Where Biden Underperforms
In a recent New York Times/Siena College Poll, the data paints a concerning picture for President Joe Biden. It indicates that merely 36% of respondents within the 18-29 age bracket and 35% within the 30-44 age group approve of his job performance. Additionally, the approval rating among individuals holding a bachelor's degree or higher stands at just 47%. These figures should give President Biden pause, particularly considering that a substantial portion of his election victory was attributed to the support of younger and educated voters.
Additionally, an intriguing aspect of the survey reveals that around 10% of individuals aged 18 to 29 and 16% of those in the 30 to 44 age bracket express their intent to either vote for a third-party candidate or abstain from voting entirely if presented with a hypothetical Biden versus Trump election today. In essence, this suggests that 14% of voters aged 44 and under harbor a sense of disillusionment toward the two major candidates, leading them to consider withholding their support from either option.
This discontent finds expression in the preferences of Democratic primary voters. While a majority (64%) of primary voters express their intent to vote for Joe Biden, the landscape differs significantly by age group. Among 18-29 year-olds, only 34% favor Biden, while 27% align themselves with Marianne Williamson. This stands in stark contrast to the overwhelming 90% support Biden commands among voters aged 65 and older.
Two potential factors can explain this evident antipathy among young voters. First, just under 9% of 18-29 year-olds report excellent or good economic conditions. Of those between 30-44, 17% only report good economic conditions. Despite the robust and swift recovery from the COVID-19 pandemic, a sense of economic optimism remains elusive for a significant portion of the electorate, particularly among the younger demographic.
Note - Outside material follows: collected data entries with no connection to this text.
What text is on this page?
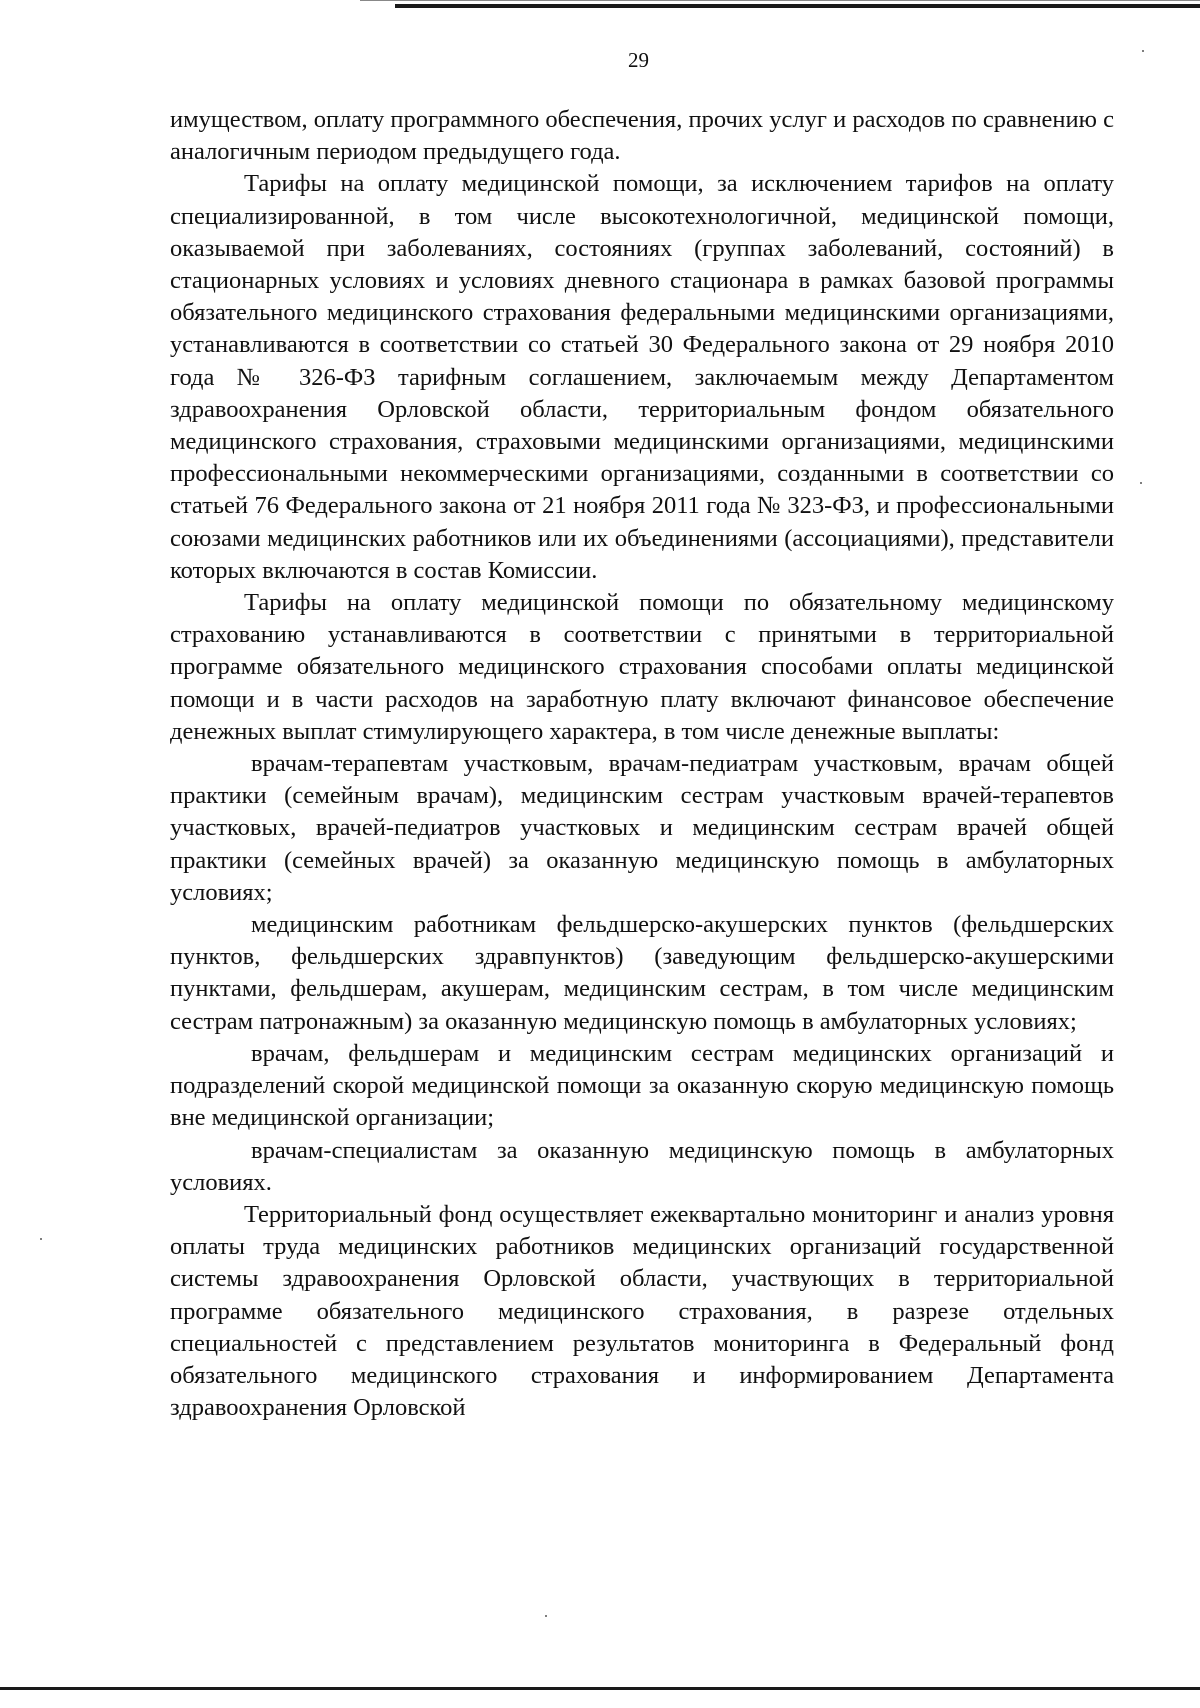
29

имуществом, оплату программного обеспечения, прочих услуг и расходов по сравнению с аналогичным периодом предыдущего года.

Тарифы на оплату медицинской помощи, за исключением тарифов на оплату специализированной, в том числе высокотехнологичной, медицинской помощи, оказываемой при заболеваниях, состояниях (группах заболеваний, состояний) в стационарных условиях и условиях дневного стационара в рамках базовой программы обязательного медицинского страхования федеральными медицинскими организациями, устанавливаются в соответствии со статьей 30 Федерального закона от 29 ноября 2010 года № 326-ФЗ тарифным соглашением, заключаемым между Департаментом здравоохранения Орловской области, территориальным фондом обязательного медицинского страхования, страховыми медицинскими организациями, медицинскими профессиональными некоммерческими организациями, созданными в соответствии со статьей 76 Федерального закона от 21 ноября 2011 года № 323-ФЗ, и профессиональными союзами медицинских работников или их объединениями (ассоциациями), представители которых включаются в состав Комиссии.

Тарифы на оплату медицинской помощи по обязательному медицинскому страхованию устанавливаются в соответствии с принятыми в территориальной программе обязательного медицинского страхования способами оплаты медицинской помощи и в части расходов на заработную плату включают финансовое обеспечение денежных выплат стимулирующего характера, в том числе денежные выплаты:

врачам-терапевтам участковым, врачам-педиатрам участковым, врачам общей практики (семейным врачам), медицинским сестрам участковым врачей-терапевтов участковых, врачей-педиатров участковых и медицинским сестрам врачей общей практики (семейных врачей) за оказанную медицинскую помощь в амбулаторных условиях;

медицинским работникам фельдшерско-акушерских пунктов (фельдшерских пунктов, фельдшерских здравпунктов) (заведующим фельдшерско-акушерскими пунктами, фельдшерам, акушерам, медицинским сестрам, в том числе медицинским сестрам патронажным) за оказанную медицинскую помощь в амбулаторных условиях;

врачам, фельдшерам и медицинским сестрам медицинских организаций и подразделений скорой медицинской помощи за оказанную скорую медицинскую помощь вне медицинской организации;

врачам-специалистам за оказанную медицинскую помощь в амбулаторных условиях.

Территориальный фонд осуществляет ежеквартально мониторинг и анализ уровня оплаты труда медицинских работников медицинских организаций государственной системы здравоохранения Орловской области, участвующих в территориальной программе обязательного медицинского страхования, в разрезе отдельных специальностей с представлением результатов мониторинга в Федеральный фонд обязательного медицинского страхования и информированием Департамента здравоохранения Орловской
Furthermore, when examining those who favor a candidate other than Biden for the Democratic nomination, a notable trend emerges. Among this group, the leading factor influencing their choice is Biden's age, with 39% citing it as the primary reason for their preference. This sentiment is particularly pronounced among those under 29, where 40% point to his age as the key concern. For those aged 30-44, while age remains a factor (cited by 22%), a plurality (37%) express dissatisfaction with his job performance as their primary reservation.
To secure victory in his bid for re-election, President Biden faces a critical challenge in reconnecting with young voters. His success hinges on not only mobilizing them to the polls but also persuading them to cast their ballots in his favor once there. Achieving this goal requires a two-fold strategy.
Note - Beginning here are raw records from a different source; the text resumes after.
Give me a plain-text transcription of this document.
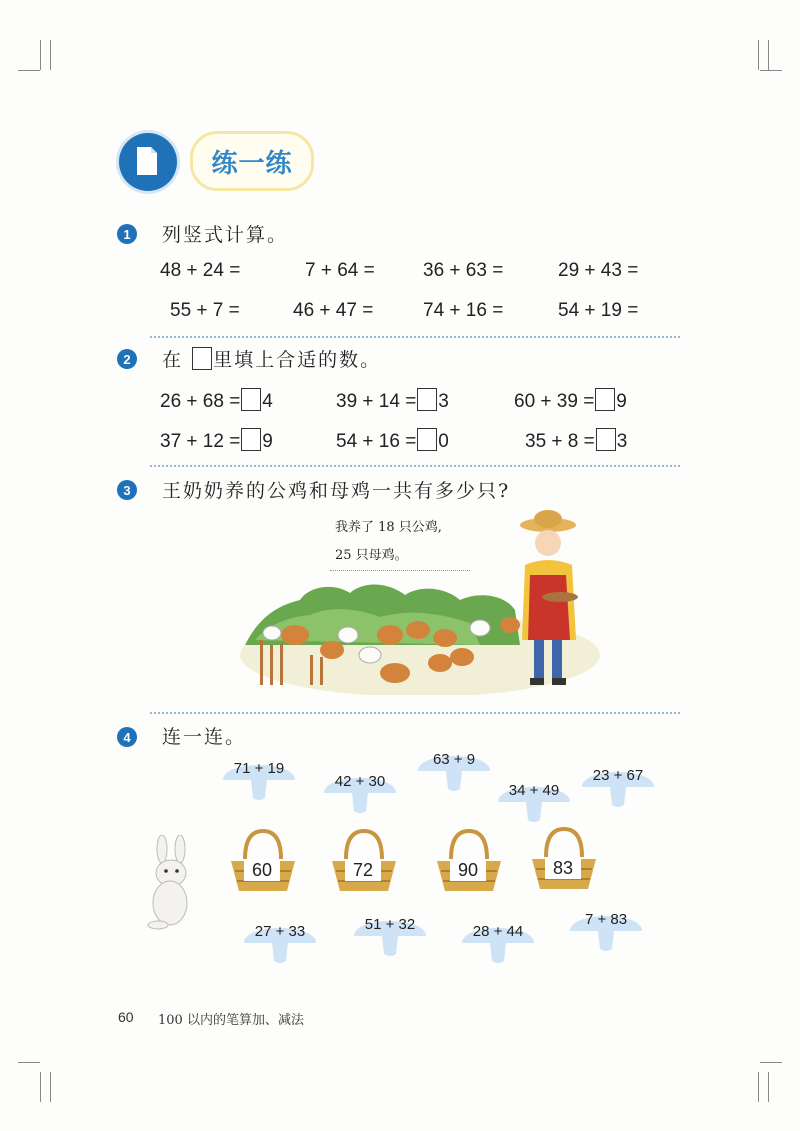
练一练
1	列竖式计算。
48 + 24 =	7 + 64 =	36 + 63 =	29 + 43 =
55 + 7 =	46 + 47 =	74 + 16 =	54 + 19 =
2	在 里填上合适的数。
26 + 68 = 4	39 + 14 = 3	60 + 39 = 9
37 + 12 = 9	54 + 16 = 0	35 + 8 = 3
3	王奶奶养的公鸡和母鸡一共有多少只?
我养了 18 只公鸡,
25 只母鸡。
4	连一连。
71 + 19
42 + 30
63 + 9
34 + 49
23 + 67
60	72	90	83
27 + 33	51 + 32	28 + 44
7 + 83
60 100 以内的笔算加、减法
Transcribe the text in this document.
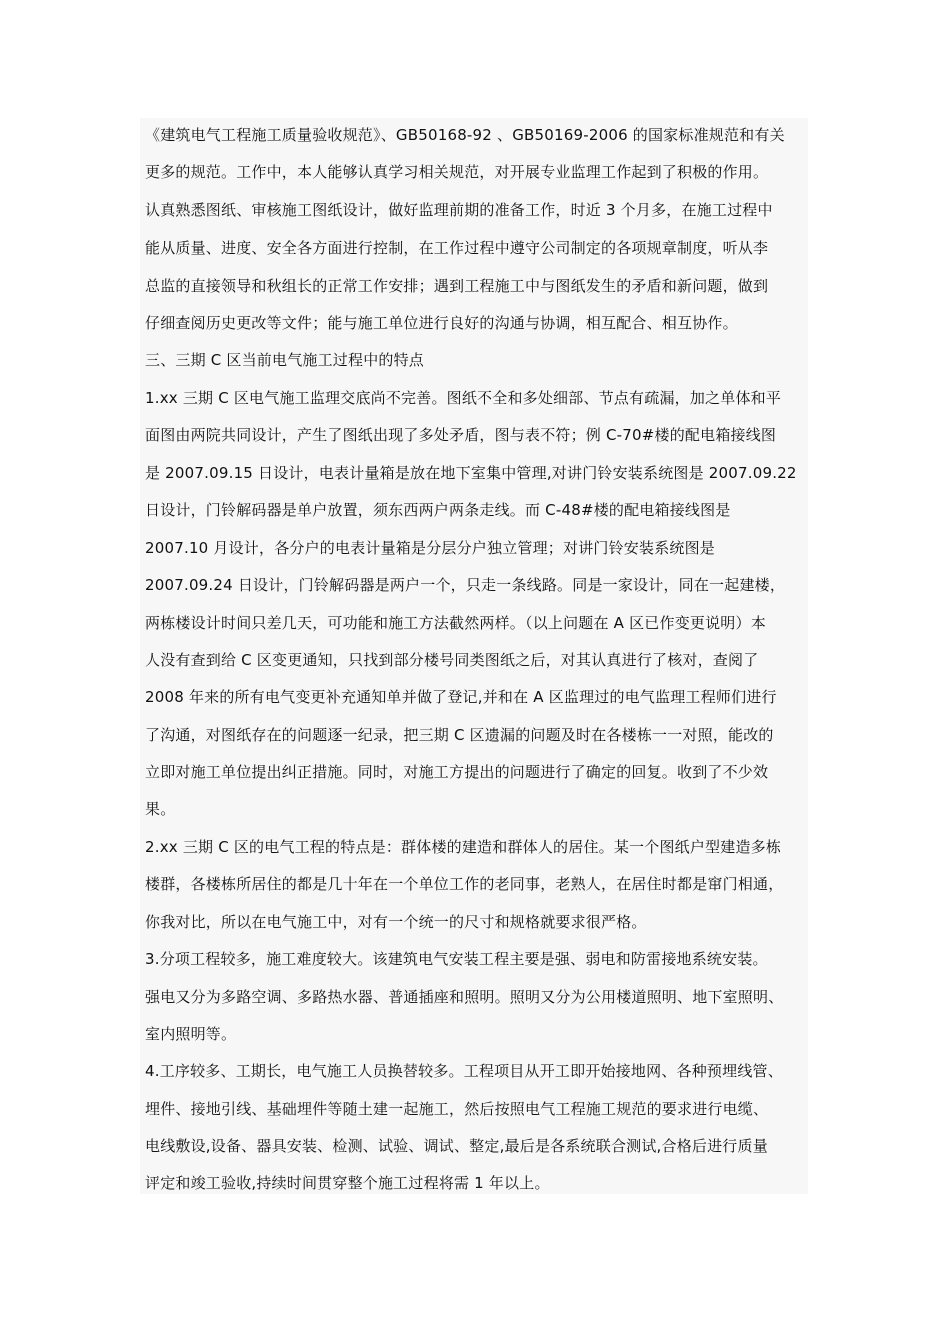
《建筑电气工程施工质量验收规范》、GB50168-92 、GB50169-2006 的国家标准规范和有关
更多的规范。工作中，本人能够认真学习相关规范，对开展专业监理工作起到了积极的作用。
认真熟悉图纸、审核施工图纸设计，做好监理前期的准备工作，时近 3 个月多，在施工过程中
能从质量、进度、安全各方面进行控制，在工作过程中遵守公司制定的各项规章制度，听从李
总监的直接领导和秋组长的正常工作安排；遇到工程施工中与图纸发生的矛盾和新问题，做到
仔细查阅历史更改等文件；能与施工单位进行良好的沟通与协调，相互配合、相互协作。
三、三期 C 区当前电气施工过程中的特点
1.xx 三期 C 区电气施工监理交底尚不完善。图纸不全和多处细部、节点有疏漏，加之单体和平
面图由两院共同设计，产生了图纸出现了多处矛盾，图与表不符；例 C-70#楼的配电箱接线图
是 2007.09.15 日设计，电表计量箱是放在地下室集中管理,对讲门铃安装系统图是 2007.09.22
日设计，门铃解码器是单户放置，须东西两户两条走线。而 C-48#楼的配电箱接线图是
2007.10 月设计，各分户的电表计量箱是分层分户独立管理；对讲门铃安装系统图是
2007.09.24 日设计，门铃解码器是两户一个，只走一条线路。同是一家设计，同在一起建楼，
两栋楼设计时间只差几天，可功能和施工方法截然两样。（以上问题在 A 区已作变更说明）本
人没有查到给 C 区变更通知，只找到部分楼号同类图纸之后，对其认真进行了核对，查阅了
2008 年来的所有电气变更补充通知单并做了登记,并和在 A 区监理过的电气监理工程师们进行
了沟通，对图纸存在的问题逐一纪录，把三期 C 区遗漏的问题及时在各楼栋一一对照，能改的
立即对施工单位提出纠正措施。同时，对施工方提出的问题进行了确定的回复。收到了不少效
果。
2.xx 三期 C 区的电气工程的特点是：群体楼的建造和群体人的居住。某一个图纸户型建造多栋
楼群，各楼栋所居住的都是几十年在一个单位工作的老同事，老熟人，在居住时都是窜门相通，
你我对比，所以在电气施工中，对有一个统一的尺寸和规格就要求很严格。
3.分项工程较多，施工难度较大。该建筑电气安装工程主要是强、弱电和防雷接地系统安装。
强电又分为多路空调、多路热水器、普通插座和照明。照明又分为公用楼道照明、地下室照明、
室内照明等。
4.工序较多、工期长，电气施工人员换替较多。工程项目从开工即开始接地网、各种预埋线管、
埋件、接地引线、基础埋件等随土建一起施工，然后按照电气工程施工规范的要求进行电缆、
电线敷设,设备、器具安装、检测、试验、调试、整定,最后是各系统联合测试,合格后进行质量
评定和竣工验收,持续时间贯穿整个施工过程将需 1 年以上。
Firstly, President Biden can leverage a strong narrative of economic recovery while also acknowledging the ongoing financial struggles faced by many Americans, especially the younger demographic. By addressing these economic concerns head-on, he can resonate with young voters who are seeking tangible solutions to improve their financial well-being.
Secondly, President Biden must confront the concerns surrounding his age. While he has initiated discussions on this topic, the effectiveness of his strategy remains to be seen. It is crucial for him to offer reassurance to the electorate regarding his health and capacity to lead effectively.
As we look ahead to the 2024 election, keep in mind that there are over 400 days remaining until the voting begins. History has shown that incumbents with approval ratings lower than President Biden's have managed to secure re-election, and he has ample time to turn the tide in his favor.
Additionally, the political landscape remains dynamic, with many uncertainties, including the legal challenges facing former President Trump, such as the 91 counts levied against him. These factors can significantly influence the course of the upcoming election.